鈥淚t鈥檚 life-altering, and usually not in a good way,鈥 Martin said. 鈥淵ou鈥檙e normal and then five minutes later you have a severe neurologic problem. It鈥檚 not something you can prepare for.鈥
When brain cells are damaged, they don鈥檛 have a way to recover. 鈥淲hen the brain dies, it dies,鈥 he said.
Sometimes other parts of the brain can be trained to take over some of the function that was lost, but it鈥檚 not a perfect system and often leads to an incomplete recovery. Having replacement parts could lead to full recovery, so Martin couldn鈥檛 be more interested in Waldau鈥檚 success.
鈥淚f we can harness the power he has in the lab and apply that to someone鈥檚 brain, the results could be very powerful,鈥 Martin said. 鈥淚 still think we鈥檙e decades away from that happening, but it鈥檚 not fiction.鈥
Brain organoids could have other uses
Even if brain organoids don鈥檛 end up in a patient鈥檚 skull, they could provide a testing model for a critical brain function that science doesn鈥檛 fully understand.

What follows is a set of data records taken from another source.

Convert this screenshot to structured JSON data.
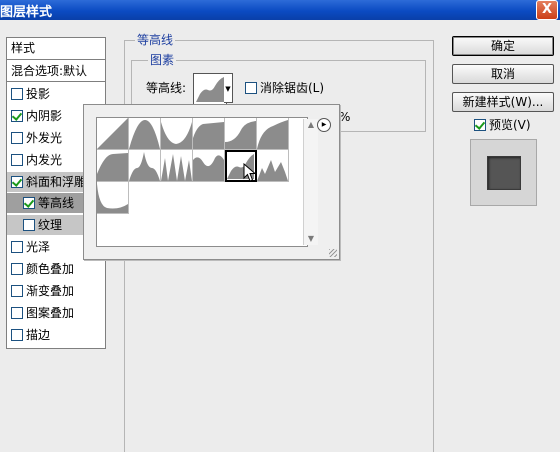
{
  "window": {
    "title": "图层样式",
    "close_symbol": "X"
  },
  "left_panel": {
    "header": "样式",
    "blending": "混合选项:默认",
    "items": [
      {
        "label": "投影",
        "checked": false
      },
      {
        "label": "内阴影",
        "checked": true
      },
      {
        "label": "外发光",
        "checked": false
      },
      {
        "label": "内发光",
        "checked": false
      },
      {
        "label": "斜面和浮雕",
        "checked": true
      },
      {
        "label": "等高线",
        "checked": true
      },
      {
        "label": "纹理",
        "checked": false
      },
      {
        "label": "光泽",
        "checked": false
      },
      {
        "label": "颜色叠加",
        "checked": false
      },
      {
        "label": "渐变叠加",
        "checked": false
      },
      {
        "label": "图案叠加",
        "checked": false
      },
      {
        "label": "描边",
        "checked": false
      }
    ]
  },
  "main": {
    "section_title": "等高线",
    "group_title": "图素",
    "contour_label": "等高线:",
    "anti_alias_label": "消除锯齿(L)",
    "anti_alias_checked": false,
    "percent_text": "%"
  },
  "picker": {
    "thumbnail_icons": [
      "linear-contour-icon",
      "cone-contour-icon",
      "cove-deep-contour-icon",
      "cove-shallow-contour-icon",
      "gaussian-contour-icon",
      "half-round-contour-icon",
      "ring-contour-icon",
      "ring-double-contour-icon",
      "rolling-slope-contour-icon",
      "rounded-steps-contour-icon",
      "sawtooth-contour-icon",
      "cone-inverted-contour-icon",
      "ring-triple-contour-icon"
    ],
    "selected_index": 10,
    "menu_arrow": "▶"
  },
  "buttons": {
    "ok": "确定",
    "cancel": "取消",
    "new_style": "新建样式(W)...",
    "preview_label": "预览(V)",
    "preview_checked": true
  },
  "colors": {
    "title_bar": "#0b4bc2",
    "group_title": "#1e3fa0",
    "contour_fill": "#8c8c8c",
    "preview_swatch": "#555555"
  }
}
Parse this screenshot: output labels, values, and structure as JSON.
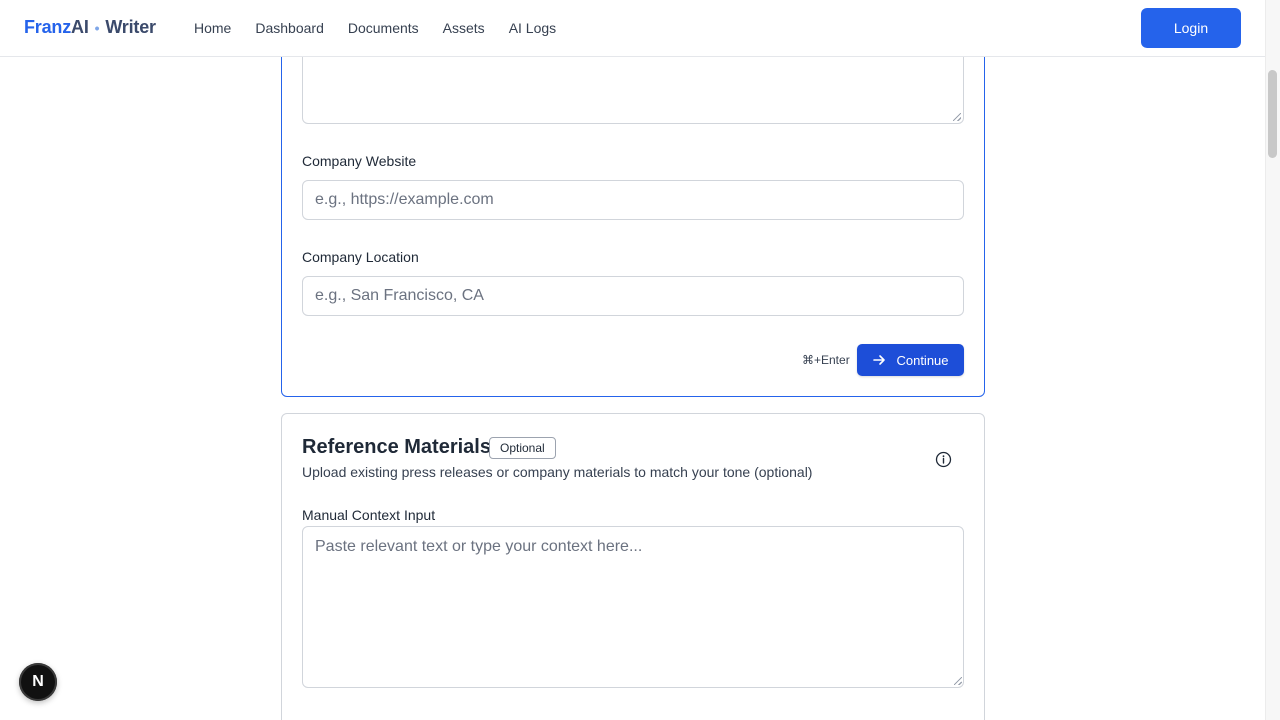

For example, Lillian Cruz-Orengo wants to know why the brain sometimes fails to block out immune cells that can mistakenly attack perfectly healthy parts of the brain, leading to neurological diseases like multiple sclerosis.
An assistant professor of anatomy, physiology and cell biology in the 新澳门六合彩内幕信息 Davis School of Veterinary Medicine, Cruz-Orengo is working to create better models of the blood-brain barrier so she can better understand it limitations.
鈥淢y focus is, 鈥榃hy does the blood-brain barrier allow the immune cells to get in?鈥 Because a competent blood-brain barrier doesn鈥檛 let immune cells get in.鈥
Blood vessels in the brain are lined with special cells 鈥 the same kind Waldau鈥檚 team used to coat the organoids 鈥 that allow certain materials to pass through, but keep out pathogens and harmful drugs. Damage to the barrier, or leaks, can lead to multiple problems, like neurologic dysfunction, infection, inflammation and death.
Waldau hopes the vessels in his brain organoids will develop these barriers so they function properly and can be used for the kind of life-saving medical research Cruz-Orengo conducts.
For now, Cruz-Orengo is able 鈥 with some difficulty 鈥 to trick cells derived from a human blood-brain barrier to retain their specific properties in a petri dish.
But, as with the recovery of brain-injured patients, there鈥檚 no substitute for the real thing.